(This is a guest post)
When applying for any form of credit, such as a credit card or a loan, it is very likely that the lender will carry out a credit check on you. This means using a credit reference agency to look into your credit history and using your overall credit score to determine whether or not you are a risk to the lender and what type and limits of credit you should be given access to.
There is quite a lot riding on the information contained in your credit file, as it could mean the difference between an approved credit application and a rejected one. Putting aside all the other information included in your credit file for a moment, let’s focus on the credit score.
When you look at your own credit report, which you can do for free or for a small fee from a credit reference agency like Experian, Callcredit or Equifax, there are two parts of your file you will be given access to. The first is the report itself, containing all the information about you and your credit history, and the second is your credit score. You credit score usually takes the form of a three digit number, and it will be somewhere in between 300 and 850. The higher the score, the better your credit rating and the more likely you are to be accepted when you apply for credit cards and other types of credit. The lower your score, the more of a risk a lender will see you as being and the more likely you are to be rejected.

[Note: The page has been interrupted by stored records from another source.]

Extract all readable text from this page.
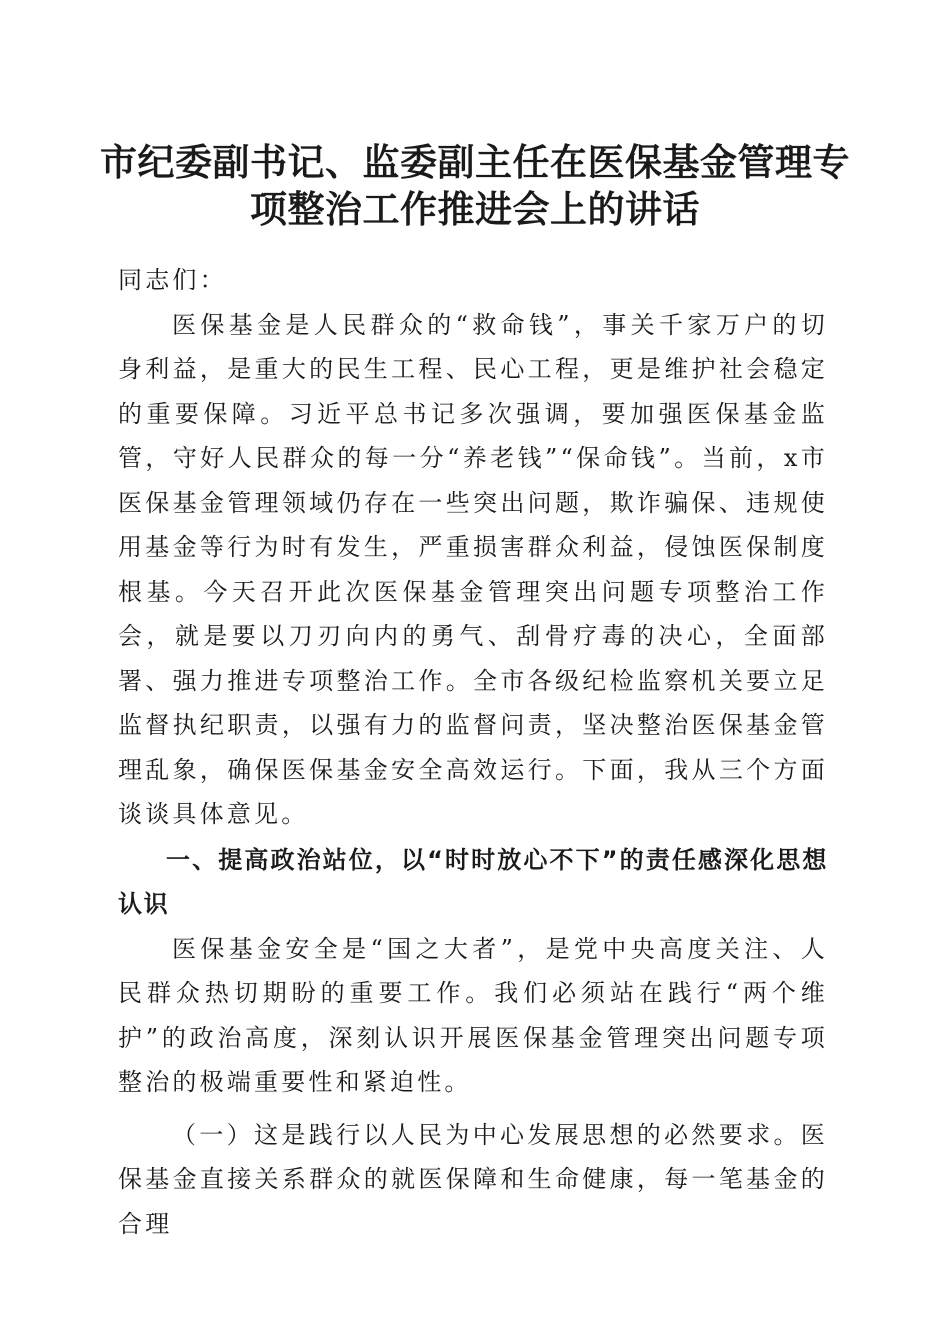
市纪委副书记、监委副主任在医保基金管理专
项整治工作推进会上的讲话

同志们：

医保基金是人民群众的“救命钱”，事关千家万户的切身利益，是重大的民生工程、民心工程，更是维护社会稳定的重要保障。习近平总书记多次强调，要加强医保基金监管，守好人民群众的每一分“养老钱”“保命钱”。当前，x市医保基金管理领域仍存在一些突出问题，欺诈骗保、违规使用基金等行为时有发生，严重损害群众利益，侵蚀医保制度根基。今天召开此次医保基金管理突出问题专项整治工作会，就是要以刀刃向内的勇气、刮骨疗毒的决心，全面部署、强力推进专项整治工作。全市各级纪检监察机关要立足监督执纪职责，以强有力的监督问责，坚决整治医保基金管理乱象，确保医保基金安全高效运行。下面，我从三个方面谈谈具体意见。

一、提高政治站位，以“时时放心不下”的责任感深化思想认识

医保基金安全是“国之大者”，是党中央高度关注、人民群众热切期盼的重要工作。我们必须站在践行“两个维护”的政治高度，深刻认识开展医保基金管理突出问题专项整治的极端重要性和紧迫性。

（一）这是践行以人民为中心发展思想的必然要求。医保基金直接关系群众的就医保障和生命健康，每一笔基金的合理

If you look up your credit file using more than one credit reference agency, you might notice that your credit score is different. This is because there is no one score or central database that all reference agencies and all lenders use – they each look at different criteria and use different formulas to work out your score. However, most credit reference agencies will look at the following five factors in order to come up with a score for you:
- New credit
- Type of credit used
- Length of your credit history
- Amounts owed
- Payment history
The last two of this list of five are the most important, accounting for 30 percent and 35 percent respectively of your total credit score. If you miss a payment or owe a lot of money, you could find that your credit score is lower than you, as well as lenders, would like.
Free Money Minute says
Thank you for the explanation, good to know more about your credit situation. If possible, I avoid credit, but it is what it is.